Crude Oil Price Surges Above $100 as Iran War Disrupts Gulf Exports
Monday at 7: 55 a. m. ET — The crude oil price has climbed past $100 a barrel as recent military escalation in the Middle East has removed millions of barrels from global trade, driving benchmark Brent and US crude sharply higher. The timing reflects sudden supply losses and shipping stoppages that reached a critical threshold this week.
Crude Oil Price Tops $100 as Brent and WTI Jump
Brent crude jumped 16. 6% to $108. 10 a barrel in early trading, and West Texas Intermediate rose nearly 19. 6% to about $108. 72 a barrel, pushing global prices back into triple digits for the first time since 2022. Markets cited an immediate shortfall in available exports as the primary driver; analysts and traders noted the move followed an intense week of attacks and precautionary production cuts.

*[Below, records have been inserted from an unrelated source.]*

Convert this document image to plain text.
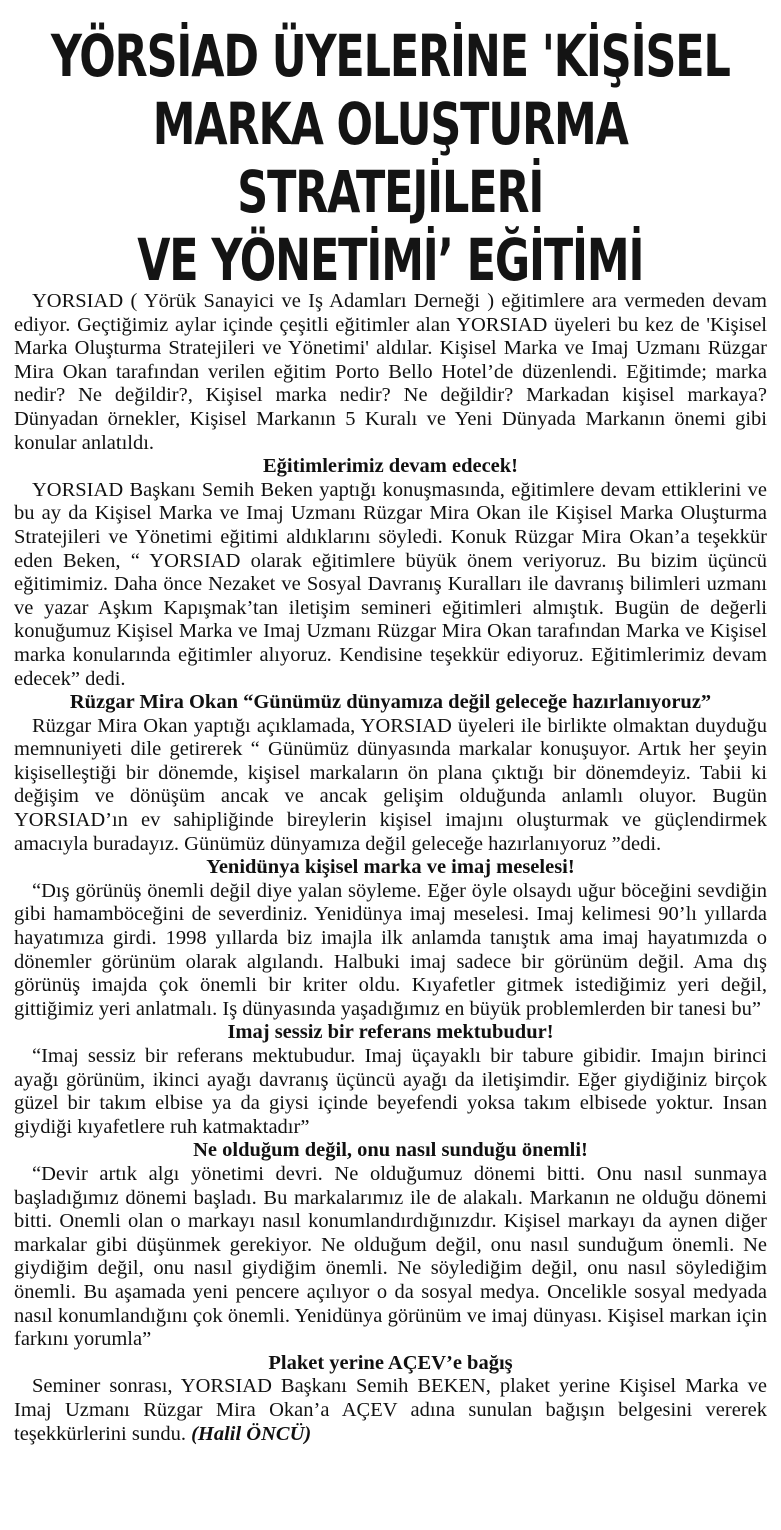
YÖRSİAD ÜYELERİNE 'KİŞİSEL
MARKA OLUŞTURMA STRATEJİLERİ
VE YÖNETİMİ’ EĞİTİMİ

YORSIAD ( Yörük Sanayici ve Iş Adamları Derneği ) eğitimlere ara vermeden devam ediyor. Geçtiğimiz aylar içinde çeşitli eğitimler alan YORSIAD üyeleri bu kez de 'Kişisel Marka Oluşturma Stratejileri ve Yönetimi' aldılar. Kişisel Marka ve Imaj Uzmanı Rüzgar Mira Okan tarafından verilen eğitim Porto Bello Hotel’de düzenlendi. Eğitimde; marka nedir? Ne değildir?, Kişisel marka nedir? Ne değildir? Markadan kişisel markaya? Dünyadan örnekler, Kişisel Markanın 5 Kuralı ve Yeni Dünyada Markanın önemi gibi konular anlatıldı.

Eğitimlerimiz devam edecek!

YORSIAD Başkanı Semih Beken yaptığı konuşmasında, eğitimlere devam ettiklerini ve bu ay da Kişisel Marka ve Imaj Uzmanı Rüzgar Mira Okan ile Kişisel Marka Oluşturma Stratejileri ve Yönetimi eğitimi aldıklarını söyledi. Konuk Rüzgar Mira Okan’a teşekkür eden Beken, “ YORSIAD olarak eğitimlere büyük önem veriyoruz. Bu bizim üçüncü eğitimimiz. Daha önce Nezaket ve Sosyal Davranış Kuralları ile davranış bilimleri uzmanı ve yazar Aşkım Kapışmak’tan iletişim semineri eğitimleri almıştık. Bugün de değerli konuğumuz Kişisel Marka ve Imaj Uzmanı Rüzgar Mira Okan tarafından Marka ve Kişisel marka konularında eğitimler alıyoruz. Kendisine teşekkür ediyoruz. Eğitimlerimiz devam edecek” dedi.

Rüzgar Mira Okan “Günümüz dünyamıza değil geleceğe hazırlanıyoruz”

Rüzgar Mira Okan yaptığı açıklamada, YORSIAD üyeleri ile birlikte olmaktan duyduğu memnuniyeti dile getirerek “ Günümüz dünyasında markalar konuşuyor. Artık her şeyin kişiselleştiği bir dönemde, kişisel markaların ön plana çıktığı bir dönemdeyiz. Tabii ki değişim ve dönüşüm ancak ve ancak gelişim olduğunda anlamlı oluyor. Bugün YORSIAD’ın ev sahipliğinde bireylerin kişisel imajını oluşturmak ve güçlendirmek amacıyla buradayız. Günümüz dünyamıza değil geleceğe hazırlanıyoruz ”dedi.

Yenidünya kişisel marka ve imaj meselesi!

“Dış görünüş önemli değil diye yalan söyleme. Eğer öyle olsaydı uğur böceğini sevdiğin gibi hamamböceğini de severdiniz. Yenidünya imaj meselesi. Imaj kelimesi 90’lı yıllarda hayatımıza girdi. 1998 yıllarda biz imajla ilk anlamda tanıştık ama imaj hayatımızda o dönemler görünüm olarak algılandı. Halbuki imaj sadece bir görünüm değil. Ama dış görünüş imajda çok önemli bir kriter oldu. Kıyafetler gitmek istediğimiz yeri değil, gittiğimiz yeri anlatmalı. Iş dünyasında yaşadığımız en büyük problemlerden bir tanesi bu”

Imaj sessiz bir referans mektubudur!

“Imaj sessiz bir referans mektubudur. Imaj üçayaklı bir tabure gibidir. Imajın birinci ayağı görünüm, ikinci ayağı davranış üçüncü ayağı da iletişimdir. Eğer giydiğiniz birçok güzel bir takım elbise ya da giysi içinde beyefendi yoksa takım elbisede yoktur. Insan giydiği kıyafetlere ruh katmaktadır”

Ne olduğum değil, onu nasıl sunduğu önemli!

“Devir artık algı yönetimi devri. Ne olduğumuz dönemi bitti. Onu nasıl sunmaya başladığımız dönemi başladı. Bu markalarımız ile de alakalı. Markanın ne olduğu dönemi bitti. Onemli olan o markayı nasıl konumlandırdığınızdır. Kişisel markayı da aynen diğer markalar gibi düşünmek gerekiyor. Ne olduğum değil, onu nasıl sunduğum önemli. Ne giydiğim değil, onu nasıl giydiğim önemli. Ne söylediğim değil, onu nasıl söylediğim önemli. Bu aşamada yeni pencere açılıyor o da sosyal medya. Oncelikle sosyal medyada nasıl konumlandığını çok önemli. Yenidünya görünüm ve imaj dünyası. Kişisel markan için farkını yorumla”

Plaket yerine AÇEV’e bağış

Seminer sonrası, YORSIAD Başkanı Semih BEKEN, plaket yerine Kişisel Marka ve Imaj Uzmanı Rüzgar Mira Okan’a AÇEV adına sunulan bağışın belgesini vererek teşekkürlerini sundu. (Halil ÖNCÜ)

Strait of Hormuz Disruptions Remove Millions of Barrels
Traffic through the Strait of Hormuz has almost completely stopped after threats to vessels, leaving roughly 200 tankers stranded and prompting some Gulf producers to suspend shipments. The stoppage has effectively removed tens of millions of barrels from daily flow to refiners, and comments from regional officials warn that storage facilities are filling and fields could be shut if exports remain blocked.
Energy Policy Responses and Consumer Price Effects in the UK and US
Immediate consumer impacts have surfaced: UK petrol rose to an average of 132. 14p per litre and diesel to 142. 15p per litre in weekly figures, while US pump prices climbed roughly 23 cents per gallon for petrol and 41 cents for diesel in a single week. UK gas benchmark pricing briefly topped levels last seen a year after the 2022 Ukraine war, and the UK energy price cap remains set at its current level until July, shielding some households for now.
Still, traders warned that if shipping risks persist, refiners and storage operators could force producers to cut output further, tightening supplies and keeping the crude oil price elevated. Some Gulf producers have already taken precautionary production actions this week, and insurance premiums for vessels linked to certain nationalities have risen sharply because of higher perceived attack risk.
That operational squeeze has unfolded quickly: global prices rose after a concentrated period of escalating conflict in the region, and major market benchmarks recorded their largest weekly gains in years. Analysts cited a shift from pricing geopolitical risk to pricing tangible disruptions — refinery shutdowns, halted shipments, and full storage tanks — that immediately impair crude processing and regional flows.
Consumers and businesses are feeling early effects. In the US the national average petrol price reached $3. 41 per gallon on Saturday, up by $0. 43 over the prior week, while energy ministers and economists warned that prolonged disruption could force further production cuts and lift prices toward higher thresholds seen during previous crises.
For now, the market reaction is concentrated and acute: Brent and WTI both jumped into triple digits in the wake of the week’s events, reversing earlier expectations that prices would remain contained. Observers note that a combination of halted shipping through a crucial choke point and precautionary national cuts has created a deficit measured in millions of barrels each day.
Officials and industry participants have floated contingency measures such as rerouting exports, drawing on emergency reserves, or extending government-backed insurance to shipping firms, but market commentary this week emphasized that such steps may not fully offset the current loss of supply until transit through the strait normalizes and storage pressures ease.
The energy price cap in the UK is scheduled to stay at its current level until July; if gas and oil prices remain elevated, policymakers may face pressure to adjust household support measures. If shipping through the Strait of Hormuz does not resume and Gulf storage fills further, market participants expect additional production shutdowns that could keep the crude oil price above current levels.